Le 30 mai, dans les cantonnements de Lucknow, massacre du brigadier commandant, de son aide de camp et de plusieurs autres officiers.

Le 31 mai, à Bareilli, dans le Rohilkhande, meurtre de quelques officiers surpris, qui ne peuvent même se défendre.

À la même date, à Schajahanpore, assassinat du collecteur et d'un certain nombre d'officiers par les Cipayes du 38e régiment, et le lendemain, au delà de Barwar, égorgement des officiers, femmes et enfants, qui s'étaient mis en route pour gagner la station de Sivapore, à un mille d'Aurungabad.

Dans les premiers jours de juin, à Bhopal, massacre d'une partie de la population européenne, et à Jansi, sous l'inspiration de la terrible Rani dépossédée, tuerie, avec des raffinements de cruauté sans exemple, des femmes et enfants réfugiés dans le fort.

Le 6 juin, à Allahabad, huit jeunes enseignes tombent sous les coups des Cipayes.

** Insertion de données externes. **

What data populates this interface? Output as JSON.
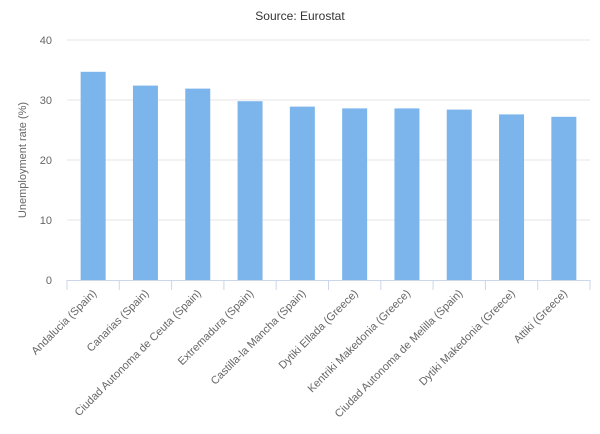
{
  "chart_data": {
    "type": "bar",
    "title": "Source: Eurostat",
    "xlabel": "",
    "ylabel": "Unemployment rate (%)",
    "ylim": [
      0,
      40
    ],
    "yticks": [
      0,
      10,
      20,
      30,
      40
    ],
    "grid": true,
    "legend": "none",
    "categories": [
      "Andalucia (Spain)",
      "Canarias (Spain)",
      "Ciudad Autonoma de Ceuta (Spain)",
      "Extremadura (Spain)",
      "Castilla-la Mancha (Spain)",
      "Dytiki Ellada (Greece)",
      "Kentriki Makedonia (Greece)",
      "Ciudad Autonoma de Melilla (Spain)",
      "Dytiki Makedonia (Greece)",
      "Attiki (Greece)"
    ],
    "values": [
      34.7,
      32.4,
      31.9,
      29.8,
      28.9,
      28.6,
      28.6,
      28.4,
      27.6,
      27.2
    ],
    "colors": {
      "bar": "#7cb5ec",
      "grid": "#e6e6e6",
      "axis": "#ccd6eb",
      "text": "#666666",
      "title": "#333333"
    }
  }
}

Le 14 juin, à Gwalior, révolte de deux régiments natifs et assassinat des officiers.

Le 27 juin, à Cawnpore, première hécatombe de victimes de tout âge et de tout sexe, fusillées ou noyées,—prélude de l'épouvantable drame qui allait s'accomplir quelques semaines plus tard.

À Holkar, le 1er juillet, massacre de trente-quatre Européens, officiers, femmes, enfants, pillage, incendie, et à Ugow, le même jour, assassinat du colonel et de l'adjudant du 23e régiment de l'armée royale.

Le 15 juillet, second massacre à Cawnpore. Ce jour-là, plusieurs centaines d'enfants et de femmes,—et parmi celles-ci lady Munro,—sont égorgées avec une cruauté sans égale par les ordres du Nana lui-même, qui appela à son aide les bouchers musulmans des abattoirs. Horrible tuerie, après laquelle les corps furent précipités dans un puits, resté légendaire.

Le 26 septembre, sur une place de Lucknow, maintenant appelée le «square des litières», nombreux blessés écharpés à coups de sabre et jetés encore vivants dans les flammes.